For today’s activity, you are going to be walking through all of the steps required for your first Core assignment, but with a different database.
-
Fork and clone this GitHub repository using GitHub Desktop.
- The owner of the repository is displayed as part of the repo name on GitHub.com. If it says "coding-dojo-data-science", you are looking at the original repo. Click on the "Fork" button on the top-right.
- You will see the name of the repo will change and should now start with YOUR GitHub username. It will also indicate that it is a fork of the original repository.
-
Open the repo with Jupyter Notebook and create a new Notebook using dojo-env for your analysis. Lesson Link (See the "Open the Repository with Jupyter Notbeook" section.)
- Don't see Python (dojo-env) as an option?
- Make sure you ran the following line in your terminal/GitBash from Python Installation Step 2 after creating your dojo-env:
python -m ipykernel install --user --name dojo-env --display-name "Python (dojo-env)"
- Make sure you ran the following line in your terminal/GitBash from Python Installation Step 2 after creating your dojo-env:
- Don't see Python (dojo-env) as an option?
-
Install the included database in the Data folder (Chinook_MySql.sql) into your MySQL Server.
- Either double-click on the .sql file in the Data folder using Windows' File Explorer or Mac Finder
- OR Open MySQL Workbench and use the Data Import tool and then run with MySQL Workbench).
-
Use Reverse Engineering in MySQL Workbench to create an ERD for the Chinook database you just installed. Lesson Link
- Export the ERD into your repostory as a png file in your Data folder.
- Insert the ERD into a Markdown cell in your notebook using the following syntax (make sure to change the filename to match yours, if you used something other tha "ERD.png")
![png](Data/ERD.png)
-
In your Jupyter Notebook, use pymysql and sqlalchemy to connect your database. Lesson Link
import pandas as pd
from sqlalchemy import create_engine
import pymysql
pymysql.install_as_MySQLdb()
## Change username and password to match your personal MySQL Server settings
username = 'root' # default username for MySQL db is root
password = 'YOUR_PASSWORD' # whatever password you chose during MySQL installation.

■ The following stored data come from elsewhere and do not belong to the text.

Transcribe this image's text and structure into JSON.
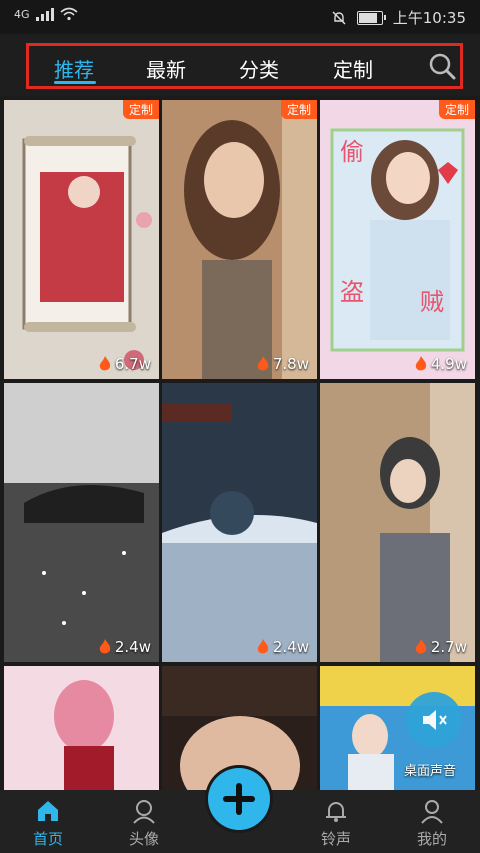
{
  "statusbar": {
    "network": "4G",
    "time": "上午10:35"
  },
  "tabs": [
    {
      "label": "推荐",
      "active": true
    },
    {
      "label": "最新"
    },
    {
      "label": "分类"
    },
    {
      "label": "定制"
    }
  ],
  "grid": [
    {
      "badge": "定制",
      "count": "6.7w",
      "colors": [
        "#dcd6cf",
        "#e9c9cc",
        "#c43b45"
      ]
    },
    {
      "badge": "定制",
      "count": "7.8w",
      "colors": [
        "#d7b08a",
        "#9a6a4e",
        "#e8cfb3"
      ]
    },
    {
      "badge": "定制",
      "count": "4.9w",
      "colors": [
        "#f2d7e6",
        "#dbe9f4",
        "#f7c6da"
      ]
    },
    {
      "badge": "",
      "count": "2.4w",
      "colors": [
        "#d0d0d0",
        "#6a6a6a",
        "#2a2a2a"
      ]
    },
    {
      "badge": "",
      "count": "2.4w",
      "colors": [
        "#2b3847",
        "#5d6f84",
        "#c9d5e2"
      ]
    },
    {
      "badge": "",
      "count": "2.7w",
      "colors": [
        "#b79a7a",
        "#7d6552",
        "#d8c4ad"
      ]
    },
    {
      "badge": "",
      "count": "",
      "colors": [
        "#f4dbe3",
        "#e59aaa",
        "#c14b5c"
      ]
    },
    {
      "badge": "",
      "count": "",
      "colors": [
        "#2a1f1b",
        "#6b4a3a",
        "#e0b9a1"
      ]
    },
    {
      "badge": "",
      "count": "",
      "colors": [
        "#3d9ad6",
        "#f0d24a",
        "#e85a8a"
      ]
    }
  ],
  "mute": {
    "label": "桌面声音"
  },
  "bottom_nav": [
    {
      "label": "首页",
      "active": true,
      "icon": "home-icon"
    },
    {
      "label": "头像",
      "icon": "avatar-icon"
    },
    {
      "label": "",
      "icon": "plus-icon"
    },
    {
      "label": "铃声",
      "icon": "bell-icon"
    },
    {
      "label": "我的",
      "icon": "user-icon"
    }
  ],
  "accent": "#2fb7ec",
  "badge_color": "#ff5a1a"
}
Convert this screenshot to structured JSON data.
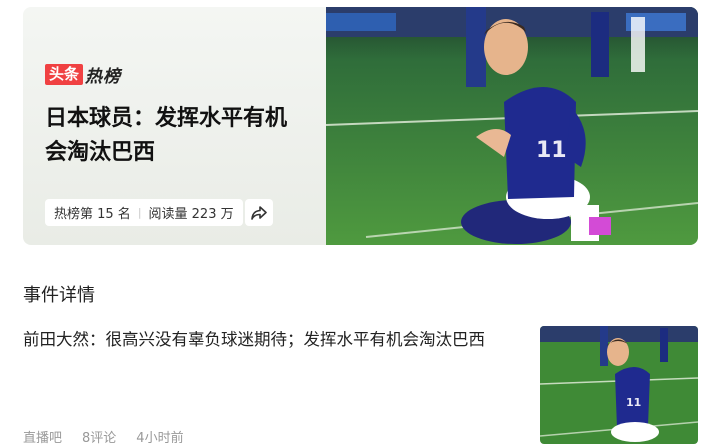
{
  "hero": {
    "badge": "头条",
    "brand": "热榜",
    "headline": "日本球员：发挥水平有机会淘汰巴西",
    "rank": "热榜第 15 名",
    "reads": "阅读量 223 万",
    "share_icon": "share-icon",
    "image": "soccer-player-celebrating-photo"
  },
  "section": {
    "title": "事件详情"
  },
  "news": {
    "title": "前田大然：很高兴没有辜负球迷期待；发挥水平有机会淘汰巴西",
    "source": "直播吧",
    "comments": "8评论",
    "time": "4小时前",
    "image": "soccer-player-celebrating-thumbnail"
  },
  "colors": {
    "accent_red": "#f04142",
    "hero_bg": "#eef1ec",
    "pitch_green": "#3f8a36",
    "jersey_blue": "#1f2a8f"
  }
}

connection = f'mysql+pymysql://{username}:{password}@localhost/Chinook'
engine = create_engine(connection)
-
In your notebook, run the queries necessary to answer the following questions:
- What is the most a customer has spent on a single purchase and what is their customerId?
- What country is the customer with the largest total bill from (from question 2)?
- Which customerID made the fewest purchases (invoices)?
- Retrieve the id, name, and # of playlists for tracks that appear on playlists more than 4 times?
-
Save your notebook and close Jupyter.
-
Save your work in a new commit with GitHub desktop and push it to GitHub.